Scientific Reports (Aug 2023)
Prediction of gestational diabetes mellitus in Asian women using machine learning algorithms
Abstract
Abstract This study developed a machine learning algorithm to predict gestational diabetes mellitus (GDM) using retrospective data from 34,387 pregnancies in multi-centers of South Korea. Variables were collected at baseline, E0 (until 10 weeks’ gestation), E1 (11–13 weeks’ gestation) and M1 (14–24 weeks’ gestation).
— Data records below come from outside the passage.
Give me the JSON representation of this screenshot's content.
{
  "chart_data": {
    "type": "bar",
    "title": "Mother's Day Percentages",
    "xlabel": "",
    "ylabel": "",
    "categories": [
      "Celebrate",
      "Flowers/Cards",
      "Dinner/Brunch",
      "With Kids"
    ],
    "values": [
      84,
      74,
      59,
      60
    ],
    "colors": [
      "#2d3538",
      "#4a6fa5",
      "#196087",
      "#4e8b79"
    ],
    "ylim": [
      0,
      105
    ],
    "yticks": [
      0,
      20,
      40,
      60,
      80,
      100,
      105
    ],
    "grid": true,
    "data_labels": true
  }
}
The data set was randomly divided into training and test sets (7:3 ratio) to compare the performances of light gradient boosting machine (LGBM) and extreme gradient boosting (XGBoost) algorithms, with a full set of variables (original). A prediction model with the whole cohort achieved area under the receiver operating characteristics curve (AUC) and area under the precision-recall curve (AUPR) values of 0.711 and 0.246 at baseline, 0.720 and 0.256 at E0, 0.721 and 0.262 at E1, and 0.804 and 0.442 at M1, respectively. Then comparison of three models with different variable sets were performed: [a] variables from clinical guidelines; [b] selected variables from Shapley additive explanations (SHAP) values; and [c] Boruta algorithms. Based on model [c] with the least variables and similar or better performance than the other models, simple questionnaires were developed. The combined use of maternal factors and laboratory data could effectively predict individual risk of GDM using a machine learning model.